There were 49,743 AIDS cases reported to the CDC as of Monday. Only 4 percent of adult cases occurred through heterosexual transmission of the virus, but 29 percent of the AIDS cases in women occurred through heterosexual transmission, according to CDC figures.

Among the 80 exposed spouses in the study, only 12 -- or 15 percent -- became infected with the virus, even though most of the couples were initially unaware of the transfusion-related infection and had intercourse many times without taking precautions.

Transmission occurred more frequently from husbands to wives than vice versa. Eighteen percent of women with an infected husband contracted the virus, but only 8 percent of men with an infected wife did.

The study casts doubt on previous estimates that the risk of acquiring the AIDS virus from a single sexual contact with an infected person was one percent or less. Jaffe said the risk seems instead to vary unpredictably, depending on unknown biological factors. Such factors could include the number of viral particles present in an infected individual's blood, semen or vaginal secretions, or an exposed sexual partner's susceptibility to infection.

Jaffe said that the low rate of transmission of the virus among couples in the study should not lead heterosexual adults to stop worrying about acquiring the AIDS virus from a sexual partner. "In fact, it may reinforce the need to take precautions," he said. "We've got examples of people who were infected with only a few instances of sexual contact."

Studying couples in which one member had become infected via a transfusion allowed the scientists to examine heterosexual transmission of the AIDS virus in a group that did not have other risk factors for the disease, Jaffe said. In each case, the date of the transfusion was known. Because most couples were past reproductive age and all were initially unaware of the infection, few used condoms or other contraceptives, such as diaphragms or spermicides, that might have prevented transmission of the virus.

Couples were asked to estimate how often they had intercourse and to describe other sexual habits. The number of sexual contacts per couple ranged from one to more than 1,000. Only two couples reported occasional anal intercourse, and the study showed no correlation of viral transmission with sexual behavior other than vaginal intercourse.

Of the 12 spouses who became infected, two were men and 10 were women. One of the women died of AIDS, and three developed enlarged lymph nodes. The other eight spouses had no symptoms, the study said.

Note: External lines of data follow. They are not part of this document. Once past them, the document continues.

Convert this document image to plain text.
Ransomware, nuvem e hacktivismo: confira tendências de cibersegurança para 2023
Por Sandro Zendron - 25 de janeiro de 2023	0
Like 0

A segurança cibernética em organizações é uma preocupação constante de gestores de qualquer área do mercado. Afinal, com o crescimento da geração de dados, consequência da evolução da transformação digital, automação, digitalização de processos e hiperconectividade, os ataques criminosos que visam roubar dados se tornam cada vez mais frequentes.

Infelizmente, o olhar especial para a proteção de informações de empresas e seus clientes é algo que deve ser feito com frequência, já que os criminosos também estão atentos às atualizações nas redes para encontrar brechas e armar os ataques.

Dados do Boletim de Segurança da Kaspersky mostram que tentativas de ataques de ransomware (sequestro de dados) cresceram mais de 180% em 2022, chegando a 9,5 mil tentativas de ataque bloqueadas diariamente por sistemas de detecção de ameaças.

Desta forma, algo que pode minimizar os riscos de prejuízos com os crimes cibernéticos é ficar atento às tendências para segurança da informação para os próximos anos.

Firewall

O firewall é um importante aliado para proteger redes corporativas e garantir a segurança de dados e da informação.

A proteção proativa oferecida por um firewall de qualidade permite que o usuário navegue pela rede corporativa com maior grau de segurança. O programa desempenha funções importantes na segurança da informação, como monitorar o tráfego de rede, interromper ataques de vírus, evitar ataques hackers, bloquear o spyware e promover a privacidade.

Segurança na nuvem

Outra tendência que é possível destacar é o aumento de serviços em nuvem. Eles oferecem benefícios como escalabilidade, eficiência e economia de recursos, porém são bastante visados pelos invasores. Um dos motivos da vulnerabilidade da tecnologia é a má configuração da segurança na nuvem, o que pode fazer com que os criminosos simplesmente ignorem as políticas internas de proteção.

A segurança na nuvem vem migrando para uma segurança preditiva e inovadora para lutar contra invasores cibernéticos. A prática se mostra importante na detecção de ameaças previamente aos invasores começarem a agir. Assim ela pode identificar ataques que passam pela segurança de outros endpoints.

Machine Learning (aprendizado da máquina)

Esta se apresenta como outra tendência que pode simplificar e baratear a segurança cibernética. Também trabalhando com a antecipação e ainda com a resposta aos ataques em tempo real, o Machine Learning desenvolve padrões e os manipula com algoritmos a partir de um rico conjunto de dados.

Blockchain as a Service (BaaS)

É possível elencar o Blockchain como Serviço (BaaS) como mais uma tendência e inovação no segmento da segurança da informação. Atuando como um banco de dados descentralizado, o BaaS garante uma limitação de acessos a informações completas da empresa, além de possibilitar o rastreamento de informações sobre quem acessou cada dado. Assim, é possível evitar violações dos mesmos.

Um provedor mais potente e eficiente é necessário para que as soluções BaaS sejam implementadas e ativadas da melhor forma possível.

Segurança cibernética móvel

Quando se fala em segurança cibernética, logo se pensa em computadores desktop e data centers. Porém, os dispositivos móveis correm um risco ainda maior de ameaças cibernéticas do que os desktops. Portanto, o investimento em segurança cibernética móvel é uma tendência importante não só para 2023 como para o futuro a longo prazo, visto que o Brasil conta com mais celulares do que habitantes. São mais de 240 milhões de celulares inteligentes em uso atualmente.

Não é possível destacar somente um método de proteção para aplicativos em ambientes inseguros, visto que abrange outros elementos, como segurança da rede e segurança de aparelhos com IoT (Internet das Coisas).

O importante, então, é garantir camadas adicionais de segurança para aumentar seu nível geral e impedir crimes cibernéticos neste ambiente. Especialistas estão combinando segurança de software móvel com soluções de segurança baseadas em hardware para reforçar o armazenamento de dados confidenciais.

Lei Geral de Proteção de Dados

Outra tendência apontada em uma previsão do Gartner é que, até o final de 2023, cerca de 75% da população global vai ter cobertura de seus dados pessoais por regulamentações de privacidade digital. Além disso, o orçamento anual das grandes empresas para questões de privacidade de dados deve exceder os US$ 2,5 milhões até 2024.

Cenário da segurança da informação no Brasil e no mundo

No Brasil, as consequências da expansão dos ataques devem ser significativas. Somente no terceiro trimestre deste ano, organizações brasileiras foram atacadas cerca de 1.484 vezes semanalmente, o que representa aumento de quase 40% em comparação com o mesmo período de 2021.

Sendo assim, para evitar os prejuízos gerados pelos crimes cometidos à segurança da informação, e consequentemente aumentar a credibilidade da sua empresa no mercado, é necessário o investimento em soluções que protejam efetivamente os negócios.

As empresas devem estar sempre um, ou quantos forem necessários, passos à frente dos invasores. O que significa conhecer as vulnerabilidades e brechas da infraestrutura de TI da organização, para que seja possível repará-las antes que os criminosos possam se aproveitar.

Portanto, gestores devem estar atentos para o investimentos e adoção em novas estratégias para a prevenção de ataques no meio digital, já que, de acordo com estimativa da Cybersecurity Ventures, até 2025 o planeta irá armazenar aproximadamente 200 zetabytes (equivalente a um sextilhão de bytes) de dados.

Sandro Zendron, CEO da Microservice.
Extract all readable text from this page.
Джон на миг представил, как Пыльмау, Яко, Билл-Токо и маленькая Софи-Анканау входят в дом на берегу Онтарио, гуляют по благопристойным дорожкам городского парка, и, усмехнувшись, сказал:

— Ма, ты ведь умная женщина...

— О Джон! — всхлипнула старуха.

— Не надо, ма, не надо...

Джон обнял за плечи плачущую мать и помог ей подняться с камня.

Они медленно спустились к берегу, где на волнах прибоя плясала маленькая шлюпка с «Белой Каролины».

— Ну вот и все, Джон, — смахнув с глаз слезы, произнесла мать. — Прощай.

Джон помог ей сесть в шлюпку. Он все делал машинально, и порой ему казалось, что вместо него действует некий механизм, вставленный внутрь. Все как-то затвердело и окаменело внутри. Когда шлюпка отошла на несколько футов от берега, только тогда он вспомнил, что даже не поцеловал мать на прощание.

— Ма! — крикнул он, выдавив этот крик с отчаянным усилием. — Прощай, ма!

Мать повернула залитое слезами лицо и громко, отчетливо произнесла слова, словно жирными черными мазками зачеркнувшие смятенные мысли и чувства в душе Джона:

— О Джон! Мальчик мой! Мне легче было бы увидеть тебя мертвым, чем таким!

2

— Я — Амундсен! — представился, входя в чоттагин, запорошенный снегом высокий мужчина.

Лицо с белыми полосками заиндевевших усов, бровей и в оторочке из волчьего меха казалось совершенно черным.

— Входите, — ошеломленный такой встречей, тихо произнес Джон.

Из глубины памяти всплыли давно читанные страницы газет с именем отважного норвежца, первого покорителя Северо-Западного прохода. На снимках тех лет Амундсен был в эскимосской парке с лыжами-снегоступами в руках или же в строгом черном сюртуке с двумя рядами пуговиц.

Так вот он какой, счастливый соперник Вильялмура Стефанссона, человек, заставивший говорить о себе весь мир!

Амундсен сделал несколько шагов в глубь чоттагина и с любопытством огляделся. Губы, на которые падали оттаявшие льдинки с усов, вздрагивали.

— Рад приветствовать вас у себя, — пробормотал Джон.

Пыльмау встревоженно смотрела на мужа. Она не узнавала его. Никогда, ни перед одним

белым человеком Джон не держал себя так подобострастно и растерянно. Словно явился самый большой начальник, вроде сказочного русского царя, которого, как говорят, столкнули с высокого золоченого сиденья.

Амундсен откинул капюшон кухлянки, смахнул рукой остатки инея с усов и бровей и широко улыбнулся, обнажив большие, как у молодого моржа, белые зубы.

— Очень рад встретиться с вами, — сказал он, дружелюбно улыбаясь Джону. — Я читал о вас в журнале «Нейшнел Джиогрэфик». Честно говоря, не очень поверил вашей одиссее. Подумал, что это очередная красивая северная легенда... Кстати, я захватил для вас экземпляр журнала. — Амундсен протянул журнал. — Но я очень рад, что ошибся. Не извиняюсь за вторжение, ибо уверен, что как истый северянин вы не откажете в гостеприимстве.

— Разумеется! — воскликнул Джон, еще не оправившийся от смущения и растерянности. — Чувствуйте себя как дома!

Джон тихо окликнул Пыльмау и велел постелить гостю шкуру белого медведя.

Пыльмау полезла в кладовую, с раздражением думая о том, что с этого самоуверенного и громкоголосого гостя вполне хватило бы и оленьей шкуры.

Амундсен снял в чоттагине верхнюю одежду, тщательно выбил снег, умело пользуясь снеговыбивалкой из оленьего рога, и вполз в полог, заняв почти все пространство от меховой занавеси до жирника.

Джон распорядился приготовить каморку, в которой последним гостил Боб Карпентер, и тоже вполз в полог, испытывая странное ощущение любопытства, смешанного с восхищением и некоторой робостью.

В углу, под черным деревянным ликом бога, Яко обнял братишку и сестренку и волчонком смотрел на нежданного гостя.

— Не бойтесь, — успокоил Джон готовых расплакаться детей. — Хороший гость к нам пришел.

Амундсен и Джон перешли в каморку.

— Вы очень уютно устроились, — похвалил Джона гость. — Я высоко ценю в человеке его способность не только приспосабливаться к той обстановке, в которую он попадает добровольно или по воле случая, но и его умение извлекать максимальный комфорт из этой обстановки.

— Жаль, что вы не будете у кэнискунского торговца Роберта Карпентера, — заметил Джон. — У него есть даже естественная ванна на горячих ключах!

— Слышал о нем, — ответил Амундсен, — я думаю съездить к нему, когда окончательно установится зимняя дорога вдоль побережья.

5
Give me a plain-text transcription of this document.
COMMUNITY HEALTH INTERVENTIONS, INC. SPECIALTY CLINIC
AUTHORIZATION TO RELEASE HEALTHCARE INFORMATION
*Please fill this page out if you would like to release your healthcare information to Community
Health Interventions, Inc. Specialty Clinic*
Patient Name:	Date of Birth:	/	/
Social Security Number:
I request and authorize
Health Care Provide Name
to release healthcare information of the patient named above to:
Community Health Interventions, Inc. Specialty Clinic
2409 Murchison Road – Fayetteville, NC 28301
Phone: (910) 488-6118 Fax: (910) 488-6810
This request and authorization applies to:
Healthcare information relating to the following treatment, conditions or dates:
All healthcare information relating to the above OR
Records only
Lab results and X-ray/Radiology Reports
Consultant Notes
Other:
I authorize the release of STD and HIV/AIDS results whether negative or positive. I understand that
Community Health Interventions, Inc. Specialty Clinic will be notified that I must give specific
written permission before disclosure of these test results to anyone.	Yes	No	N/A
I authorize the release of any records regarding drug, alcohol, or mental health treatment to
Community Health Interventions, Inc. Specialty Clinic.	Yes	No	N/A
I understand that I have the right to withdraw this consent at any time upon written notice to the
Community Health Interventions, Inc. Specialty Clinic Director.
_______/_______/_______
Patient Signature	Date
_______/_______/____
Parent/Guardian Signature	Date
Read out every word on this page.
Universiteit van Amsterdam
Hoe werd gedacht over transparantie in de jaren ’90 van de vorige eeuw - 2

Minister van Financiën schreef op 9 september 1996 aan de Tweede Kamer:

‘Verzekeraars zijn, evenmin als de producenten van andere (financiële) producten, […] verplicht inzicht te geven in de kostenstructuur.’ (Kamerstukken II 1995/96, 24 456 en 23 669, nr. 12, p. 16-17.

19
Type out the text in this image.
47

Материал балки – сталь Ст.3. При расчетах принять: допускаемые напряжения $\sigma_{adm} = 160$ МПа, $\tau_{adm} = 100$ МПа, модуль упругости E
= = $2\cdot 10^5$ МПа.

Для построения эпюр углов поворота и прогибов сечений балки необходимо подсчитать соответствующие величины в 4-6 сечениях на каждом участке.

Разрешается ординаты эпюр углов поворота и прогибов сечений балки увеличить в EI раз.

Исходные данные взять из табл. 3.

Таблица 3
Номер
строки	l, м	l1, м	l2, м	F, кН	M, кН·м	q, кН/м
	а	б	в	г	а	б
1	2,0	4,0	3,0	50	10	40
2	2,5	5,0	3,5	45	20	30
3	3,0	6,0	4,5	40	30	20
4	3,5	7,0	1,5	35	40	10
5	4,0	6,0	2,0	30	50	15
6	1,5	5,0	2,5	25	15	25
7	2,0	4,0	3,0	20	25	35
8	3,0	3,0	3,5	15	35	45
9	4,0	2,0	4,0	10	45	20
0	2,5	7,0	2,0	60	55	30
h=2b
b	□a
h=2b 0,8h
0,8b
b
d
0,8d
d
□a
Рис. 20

Jaffe said studies of heterosexual transmission of the AIDS virus to sexual partners of hemophiliacs and of bisexual men had shown a similarly low rate of infection, in the range of 10 percent to 20 percent. But studies of heterosexual transmission to sexual partners of infected drug addicts and infected servicemen, as well as AIDS patients in Miami and Zaire, have shown much higher rates -- ranging from 42 percent to 71 percent.

He said the higher rates found in some studies might be due to other risk factors for AIDS or to exposure to more than one infected sexual partner. In addition, some strains of the virus might be more infectious than others or some individuals might "shed" more viral particles in their blood or secretions. He said some research suggests that, in an infected individual, the greatest shedding of virus may occur soon after infection and, again, late in the course of the disease.

The new study found no cases of infection in 63 other family members of infected individuals, confirming reports that failed to find any evidence for casual transmission of the AIDS virus.